We want people to be able to search for, find and use cultural heritage material online. That’s easier - and a much smoother experience for everyone - when the content files (the images, text documents or audio/video clips) and accompanying metadata (the information about what the item is and where it comes from) are of good quality.
Through the Europeana Strategy 2020-2025, we will continue to work with aggregators and data providers to invest in resources, activities and technologies - like machine-learning and other enrichment services - to make our metadata and content better.
A focus on quality
Working through existing aggregators’ networks, and with the support of EU Member States, we’ll work on helping institutions to understand why good data is important and we’ll support them to produce higher quality content and metadata. We’ll develop and use the Europeana Publishing Framework to support how institutions work with, produce and improve the material they share with us.
We’ll showcase high-quality content via Europeana’s editorial and campaigns, and we’ll develop the platform itself to put more emphasis on our partner institutions and make sure that good results are visible to all.
Cosmina Berta from the German Digital Library and a member of Europeana’s Data Quality Committee says, ‘The biggest challenges for metadata practitioners are defining what data quality is and implementing data quality metrics, especially because data usage scenarios change over time. I hope through this strategy we can reach more of a consensus regarding defining and measuring data quality and define a clearer concept about its implementation. I am a big fan of standardisation and in my ideal world, standardisation will play a bigger role in defining and achieving data quality.
‘If we define the goals we want to achieve - the ‘what’ and the ‘to what end’ – then the ‘how’ to get there can be more easily outlined, implemented and standardised. Aggregators are important here. Institutions can then better reach their audience and advance their overall research and education purposes.’
Getting better connected
When cultural content and metadata are prepared in a standardised way, no matter which institution creates them, they can be used in and across a wide range of systems, not just the Europeana platform. Cultural heritage institutions can benefit from, for example, interoperability with collections from other institutions or connections to international initiatives such as Wikidata.
Here, the use of standard linked data formats coupled with improvements to multilingualism will lead to better connection of Europeana’s collections with other platforms and services.

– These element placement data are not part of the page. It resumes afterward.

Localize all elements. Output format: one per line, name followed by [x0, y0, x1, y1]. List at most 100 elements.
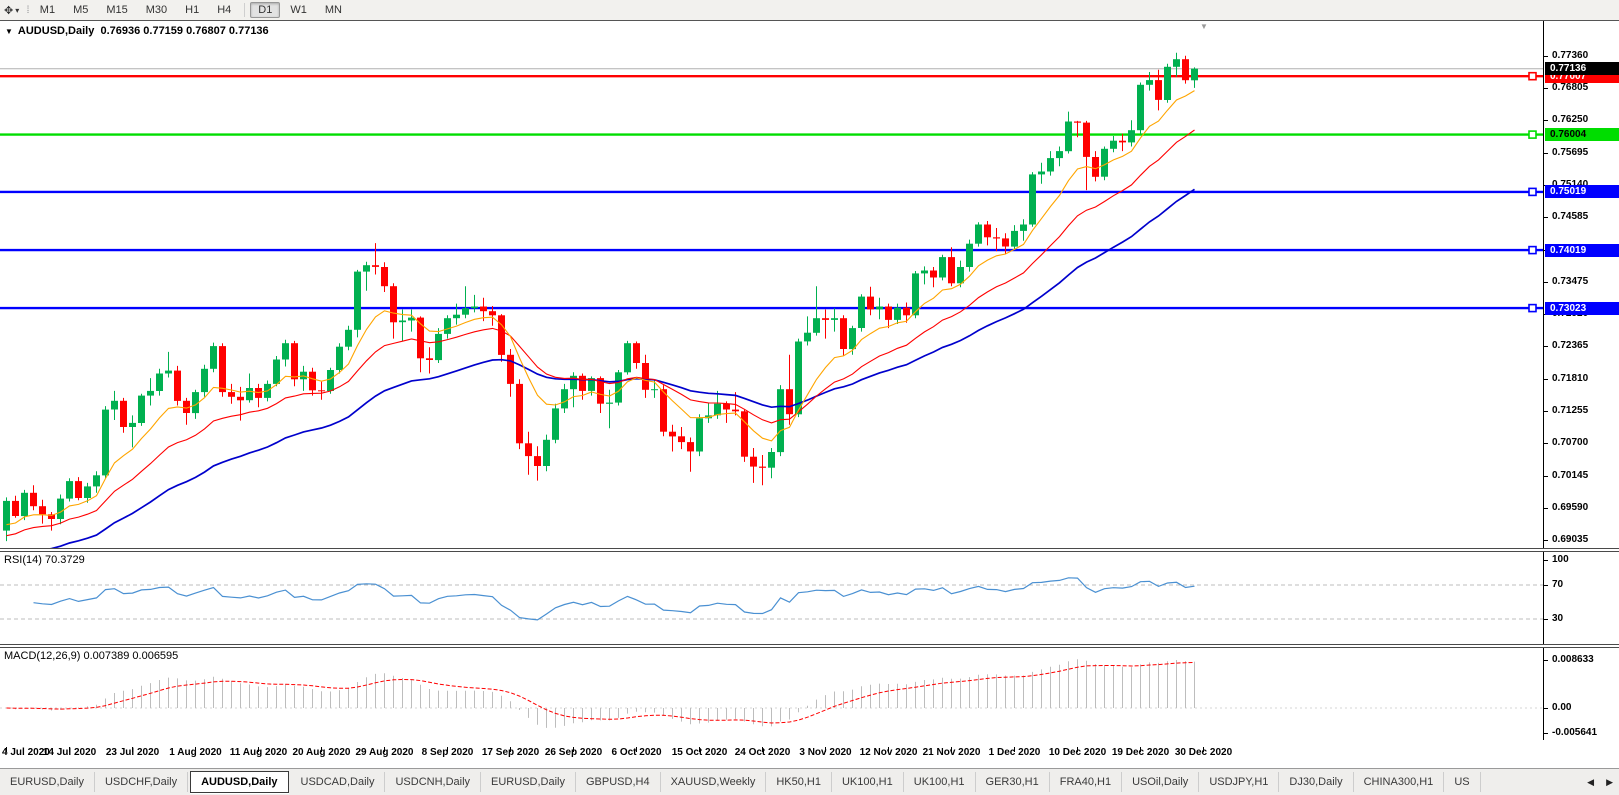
collapse-icon[interactable]: ▼ — [5, 27, 13, 36]
chart-tab-bar: EURUSD,Daily USDCHF,Daily AUDUSD,Daily USDC… — [0, 768, 1619, 795]
axis-tick — [1544, 708, 1548, 709]
date-label: 20 Aug 2020 — [292, 747, 351, 758]
candlestick-chart[interactable] — [0, 21, 1543, 548]
axis-tick-label: 0.76250 — [1552, 114, 1589, 125]
chart-tab-eurusd-daily[interactable]: EURUSD,Daily — [0, 772, 95, 792]
timeframe-button-mn[interactable]: MN — [324, 4, 342, 16]
axis-tick — [1544, 443, 1548, 444]
ohlc-values: 0.76936 0.77159 0.76807 0.77136 — [100, 25, 269, 37]
timeframe-button-m5[interactable]: M5 — [73, 4, 89, 16]
date-label: 1 Aug 2020 — [169, 747, 222, 758]
macd-label: MACD(12,26,9) 0.007389 0.006595 — [4, 650, 179, 662]
price-badge: 0.76004 — [1545, 128, 1619, 141]
price-badge: 0.75019 — [1545, 185, 1619, 198]
chart-tab-ger30-h1[interactable]: GER30,H1 — [976, 772, 1050, 792]
date-label: 15 Oct 2020 — [671, 747, 728, 758]
date-label: 30 Dec 2020 — [1174, 747, 1233, 758]
axis-tick-label: 0.69035 — [1552, 534, 1589, 545]
chart-window: ▼ AUDUSD,Daily 0.76936 0.77159 0.76807 0.… — [0, 20, 1619, 769]
axis-tick-label: 0.76805 — [1552, 82, 1589, 93]
axis-tick-label: 0.70145 — [1552, 470, 1589, 481]
axis-tick — [1544, 540, 1548, 541]
chart-tab-hk50-h1[interactable]: HK50,H1 — [766, 772, 832, 792]
shift-marker-icon: ▼ — [1200, 22, 1208, 31]
date-label: 21 Nov 2020 — [922, 747, 981, 758]
toolbar-grip: ⁞⁞ — [26, 4, 29, 16]
axis-tick — [1544, 153, 1548, 154]
date-label: 19 Dec 2020 — [1111, 747, 1170, 758]
axis-tick-label: 0.75140 — [1552, 179, 1588, 190]
rsi-axis: 100 70 30 — [1543, 552, 1619, 644]
axis-tick — [1544, 282, 1548, 283]
axis-tick — [1544, 88, 1548, 89]
timeframe-button-m30[interactable]: M30 — [145, 4, 168, 16]
date-label: 12 Nov 2020 — [859, 747, 918, 758]
date-label: 24 Oct 2020 — [734, 747, 791, 758]
chart-tab-gbpusd-h4[interactable]: GBPUSD,H4 — [576, 772, 661, 792]
date-label: 3 Nov 2020 — [799, 747, 852, 758]
timeframe-toolbar: ✥ ▾ ⁞⁞ M1 M5 M15 M30 H1 H4 D1 W1 MN — [0, 0, 1619, 21]
macd-pane[interactable]: MACD(12,26,9) 0.007389 0.006595 0.008633… — [0, 648, 1619, 740]
axis-tick — [1544, 346, 1548, 347]
chart-tab-us[interactable]: US — [1444, 772, 1481, 792]
chart-tab-dj30-daily[interactable]: DJ30,Daily — [1279, 772, 1354, 792]
chart-tab-xauusd-weekly[interactable]: XAUUSD,Weekly — [661, 772, 767, 792]
price-pane[interactable]: ▼ AUDUSD,Daily 0.76936 0.77159 0.76807 0.… — [0, 21, 1619, 548]
axis-tick — [1544, 560, 1548, 561]
chart-tab-audusd-daily[interactable]: AUDUSD,Daily — [190, 771, 289, 793]
chart-tab-usdchf-daily[interactable]: USDCHF,Daily — [95, 772, 189, 792]
chart-tab-usdcnh-daily[interactable]: USDCNH,Daily — [385, 772, 482, 792]
tabs-scroll-right-icon[interactable]: ▶ — [1606, 776, 1613, 787]
chart-tab-china300-h1[interactable]: CHINA300,H1 — [1354, 772, 1445, 792]
timeframe-button-d1[interactable]: D1 — [250, 2, 281, 18]
chart-tab-uk100-h1[interactable]: UK100,H1 — [832, 772, 904, 792]
pane-separator[interactable] — [0, 644, 1619, 648]
axis-tick-label: 0.69590 — [1552, 502, 1589, 513]
axis-tick-label: 0.00 — [1552, 702, 1572, 713]
timeframe-button-h4[interactable]: H4 — [217, 4, 232, 16]
axis-tick-label: 70 — [1552, 579, 1564, 590]
chart-tab-usoil-daily[interactable]: USOil,Daily — [1122, 772, 1200, 792]
axis-tick — [1544, 476, 1548, 477]
date-label: 10 Dec 2020 — [1048, 747, 1107, 758]
price-badge: 0.77136 — [1545, 62, 1619, 75]
rsi-chart[interactable] — [0, 552, 1543, 644]
axis-tick — [1544, 508, 1548, 509]
pane-separator[interactable] — [0, 548, 1619, 552]
time-axis: 4 Jul 2020 14 Jul 2020 23 Jul 2020 1 Aug 20… — [0, 740, 1619, 769]
timeframe-button-h1[interactable]: H1 — [185, 4, 200, 16]
date-label: 29 Aug 2020 — [355, 747, 414, 758]
date-label: 1 Dec 2020 — [988, 747, 1041, 758]
chart-tab-uk100-h1[interactable]: UK100,H1 — [904, 772, 976, 792]
macd-chart[interactable] — [0, 648, 1543, 740]
chart-tab-usdcad-daily[interactable]: USDCAD,Daily — [291, 772, 386, 792]
tabs-scroll-left-icon[interactable]: ◀ — [1587, 776, 1595, 787]
date-label: 23 Jul 2020 — [105, 747, 160, 758]
axis-tick-label: 0.74585 — [1552, 211, 1589, 222]
timeframe-button-w1[interactable]: W1 — [290, 4, 307, 16]
symbol-ohlc-line[interactable]: ▼ AUDUSD,Daily 0.76936 0.77159 0.76807 0.… — [5, 25, 269, 37]
axis-tick — [1544, 585, 1548, 586]
chart-tab-fra40-h1[interactable]: FRA40,H1 — [1050, 772, 1123, 792]
date-label: 6 Oct 2020 — [611, 747, 662, 758]
axis-tick — [1544, 619, 1548, 620]
axis-tick-label: 0.71255 — [1552, 405, 1589, 416]
symbol-label: AUDUSD,Daily — [17, 25, 95, 37]
axis-tick-label: 0.70700 — [1552, 437, 1589, 448]
axis-tick-label: 0.75695 — [1552, 147, 1589, 158]
axis-tick-label: 0.72365 — [1552, 340, 1589, 351]
axis-tick-label: 0.73475 — [1552, 276, 1589, 287]
axis-tick-label: 100 — [1552, 554, 1569, 565]
cursor-tool-icon[interactable]: ✥ ▾ — [4, 4, 20, 17]
chart-tab-usdjpy-h1[interactable]: USDJPY,H1 — [1199, 772, 1280, 792]
timeframe-button-m1[interactable]: M1 — [39, 4, 56, 16]
axis-tick — [1544, 120, 1548, 121]
chart-tab-eurusd-daily[interactable]: EURUSD,Daily — [481, 772, 576, 792]
price-badge: 0.73023 — [1545, 302, 1619, 315]
date-label: 26 Sep 2020 — [544, 747, 603, 758]
timeframe-button-m15[interactable]: M15 — [106, 4, 128, 16]
date-label: 4 Jul 2020 — [2, 747, 50, 758]
rsi-pane[interactable]: RSI(14) 70.3729 100 70 30 — [0, 552, 1619, 644]
axis-tick-label: 0.77360 — [1552, 50, 1589, 61]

Henning Scholz, Europeana Foundation’s Partner and Operations Manager, says, ‘With the release of the Europeana Publishing Framework metadata component in summer 2019, we made multilingualism integral to our concept of data quality. Making it clear what language the metadata is provided in will facilitate machine translation of metadata, making our heritage accessible in all EU languages. We still have a long way to go, but if we can focus on tagging key metadata fields with the correct language, we can make good progress over the next two years.’
Using tech - and people power - to enrich data
Manually improving the metadata quality of millions of records from different sources requires a huge amount of time and resources. The application of artificial intelligence tools and machine-learning, combined with human knowledge provided by both domain experts and crowd-sourcing campaigns (think EnrichEuropeana and CrowdHeritage), offers a remarkable opportunity for improving the quality of metadata.
We will work on ways to enrich metadata and perform data-related tasks automatically, semi-automatically or by using the strength of the crowd.